Saat Lampu Jakarta Dilihat Tanpa Kaca Penghalang, Tiket Tur Ini Rp75 Ribu

Lampu-lampu Jakarta dapat dilihat tanpa penghalang kaca dari lantai tiga bus tingkat yang bagian atasnya terbuka. Pengalaman tersebut tersedia dalam Open Top Tour of Jakarta dengan harga tiket Rp75 ribu per orang.

Salah satu pilihan yang tersedia adalah Jakarta Heritage, tur malam yang memadukan panorama kota dengan penjelasan sejarah melalui headphone. Penumpang juga memperoleh kesempatan singgah di kawasan Monas untuk mengambil foto dalam perjalanan sekitar 40 menit.

Dari check-in hingga naik ke lantai tiga

Untuk rute Jakarta Heritage, titik awal perjalanan berada di Pos Bloc atau Gedung Filateli. Penumpang wajib menunjukkan tiket saat check-in sebelum menerima gelang masuk dan voucher kopi.

Voucher tersebut dapat digunakan di tenant sekitar Pos Bloc pada hari yang sama. Sementara menunggu keberangkatan, peserta dapat menggunakan tempat duduk yang tersedia di area tunggu.

Persiapan naik ke bus dilakukan sekitar lima menit sebelum jadwal berangkat. Tas dapat dititipkan di lantai dua, sedangkan area untuk menikmati perjalanan berada di lantai tiga.

Setiap peserta menerima headphone yang digunakan untuk mendengar informasi dari pemandu. Narasi audio disampaikan sepanjang bus menyusuri jalanan pusat ibu kota.

Bangunan bersejarah dalam satu lintasan malam

Jakarta Heritage melewati sejumlah lokasi yang memiliki jejak panjang dalam perkembangan ibu kota. Rute ini melintasi Gedung Filateli, Pasar Baru, Gedung Kesenian Jakarta, Lapangan Banteng, Masjid Istiqlal, Gereja Katedral, hingga kawasan Istana Negara.

Informasi mengenai bangunan dan kawasan tersebut diperdengarkan ketika bus bergerak. Menurut CNN Indonesia, perpaduan pemandangan malam serta cerita pemandu menjadi karakter utama perjalanan Jakarta Heritage.

Penumpang dapat memilih bagian depan lantai atas untuk memperoleh pandangan yang lebih luas. Berdiri di atas kursi diperbolehkan untuk mengambil foto dari posisi lebih tinggi, tetapi alas kaki harus dilepaskan.

Selama perjalanan, penumpang diminta tetap mengikuti arahan pemandu.

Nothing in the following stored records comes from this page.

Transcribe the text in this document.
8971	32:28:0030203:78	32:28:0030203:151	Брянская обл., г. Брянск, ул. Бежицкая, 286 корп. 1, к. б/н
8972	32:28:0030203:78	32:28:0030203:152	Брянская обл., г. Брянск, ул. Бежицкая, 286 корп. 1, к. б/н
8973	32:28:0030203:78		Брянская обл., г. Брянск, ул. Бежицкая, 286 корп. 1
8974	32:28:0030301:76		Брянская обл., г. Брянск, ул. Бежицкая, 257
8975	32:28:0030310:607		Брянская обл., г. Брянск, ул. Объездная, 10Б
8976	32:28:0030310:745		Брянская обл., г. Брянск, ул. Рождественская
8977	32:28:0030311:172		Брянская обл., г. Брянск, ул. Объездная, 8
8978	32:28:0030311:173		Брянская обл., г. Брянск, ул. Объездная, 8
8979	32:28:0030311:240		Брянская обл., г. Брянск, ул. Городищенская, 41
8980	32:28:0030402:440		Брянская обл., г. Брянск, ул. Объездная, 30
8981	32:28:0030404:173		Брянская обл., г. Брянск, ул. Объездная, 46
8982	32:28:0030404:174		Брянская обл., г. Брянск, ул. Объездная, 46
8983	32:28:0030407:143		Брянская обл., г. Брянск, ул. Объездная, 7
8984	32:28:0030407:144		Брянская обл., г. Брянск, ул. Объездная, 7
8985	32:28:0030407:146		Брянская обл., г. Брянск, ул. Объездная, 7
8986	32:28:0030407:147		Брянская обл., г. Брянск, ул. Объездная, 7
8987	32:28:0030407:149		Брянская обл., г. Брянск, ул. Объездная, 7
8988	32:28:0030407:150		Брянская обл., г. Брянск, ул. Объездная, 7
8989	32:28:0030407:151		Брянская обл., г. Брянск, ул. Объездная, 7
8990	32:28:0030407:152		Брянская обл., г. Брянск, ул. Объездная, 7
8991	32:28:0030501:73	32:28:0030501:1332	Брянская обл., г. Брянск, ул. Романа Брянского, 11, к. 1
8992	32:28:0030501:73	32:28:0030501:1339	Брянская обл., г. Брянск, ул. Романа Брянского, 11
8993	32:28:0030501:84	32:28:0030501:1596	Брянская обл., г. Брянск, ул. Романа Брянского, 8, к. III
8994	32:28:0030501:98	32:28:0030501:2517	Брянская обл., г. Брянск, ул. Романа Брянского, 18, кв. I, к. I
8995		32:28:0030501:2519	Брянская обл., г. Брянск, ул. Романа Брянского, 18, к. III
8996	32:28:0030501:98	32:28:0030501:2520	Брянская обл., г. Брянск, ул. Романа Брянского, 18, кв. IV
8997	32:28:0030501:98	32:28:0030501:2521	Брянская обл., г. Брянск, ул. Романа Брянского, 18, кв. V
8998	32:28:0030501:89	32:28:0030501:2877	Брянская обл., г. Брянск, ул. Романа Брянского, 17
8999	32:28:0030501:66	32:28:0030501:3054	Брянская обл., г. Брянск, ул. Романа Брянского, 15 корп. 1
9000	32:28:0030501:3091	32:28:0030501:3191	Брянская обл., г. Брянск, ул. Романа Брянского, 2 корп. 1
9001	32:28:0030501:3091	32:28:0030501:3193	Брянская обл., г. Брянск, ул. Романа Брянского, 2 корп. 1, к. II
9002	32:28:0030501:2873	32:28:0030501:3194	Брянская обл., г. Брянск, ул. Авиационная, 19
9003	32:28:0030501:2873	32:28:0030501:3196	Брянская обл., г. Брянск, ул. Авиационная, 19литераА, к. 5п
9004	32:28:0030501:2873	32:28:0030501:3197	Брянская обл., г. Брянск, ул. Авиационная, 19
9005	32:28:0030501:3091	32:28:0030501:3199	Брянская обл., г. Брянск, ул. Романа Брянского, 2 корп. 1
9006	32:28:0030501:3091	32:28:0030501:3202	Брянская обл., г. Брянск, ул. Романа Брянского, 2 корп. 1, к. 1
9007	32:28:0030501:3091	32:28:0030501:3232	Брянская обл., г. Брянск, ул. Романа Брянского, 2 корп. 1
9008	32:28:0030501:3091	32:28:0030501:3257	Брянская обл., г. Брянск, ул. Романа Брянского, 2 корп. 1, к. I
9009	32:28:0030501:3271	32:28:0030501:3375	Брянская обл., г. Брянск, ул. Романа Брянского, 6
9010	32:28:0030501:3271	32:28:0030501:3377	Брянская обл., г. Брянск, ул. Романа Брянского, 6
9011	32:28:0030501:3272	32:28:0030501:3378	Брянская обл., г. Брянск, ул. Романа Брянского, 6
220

Bus dapat berguncang di jalan yang tidak rata dan melewati kabel melintang di sejumlah titik.

Empat pilihan perjalanan wisata

Selain Jakarta Heritage, Transjakarta menyediakan tiga rute wisata lain dengan sasaran kawasan berbeda. Pilihan itu memberi penumpang kesempatan menyesuaikan tur dengan suasana Jakarta yang ingin dinikmati.

Nama RuteFokusKawasan yang Dilalui
Jakarta HeritageJejak sejarah JakartaPasar Baru, Lapangan Banteng, Istiqlal, Katedral, Istana Negara
Jakarta SkylinePanorama pusat kotaSudirman dan MH Thamrin
Jakarta SeasideSisi pesisir JakartaTermasuk Pantai Indah Kapuk
Jakarta BataviaJejak sejarah BataviaSarinah menuju Kota Tua

Tur tersedia setiap hari dalam beberapa sesi dengan jadwal antara pukul 16.00 hingga 20.30 WIB. Lokasi check-in tidak selalu sama karena mengikuti rute perjalanan yang dipilih penumpang.

Cara membeli tiket

Pembelian dilakukan melalui aplikasi TJ: Transjakarta dengan membuka menu Ticket dan memilih Open Top Tour. Setelah itu, calon penumpang memilih rute, tanggal, serta jam keberangkatan yang masih tersedia.

Data nama, email, dan nomor telepon perlu diisi sebelum pembayaran dilanjutkan. Tiket dianjurkan dibeli dua hari sampai satu minggu sebelum jadwal tur karena kursi dapat habis dalam waktu lebih cepat.

Jeda di Monas menjadi salah satu bagian dari perjalanan Jakarta Heritage. Penumpang dapat berfoto pada pemberhentian itu, sementara pemandu dapat membantu mengambil gambar.

Layanan ini menghadirkan pilihan Tur Bus Jakarta bagi warga dan pengunjung yang ingin menikmati kota dari sudut pandang berbeda. Dalam durasi singkat, perjalanan tersebut menghubungkan lanskap malam Jakarta, udara terbuka, dan cerita dari kawasan-kawasan penting ibu kota.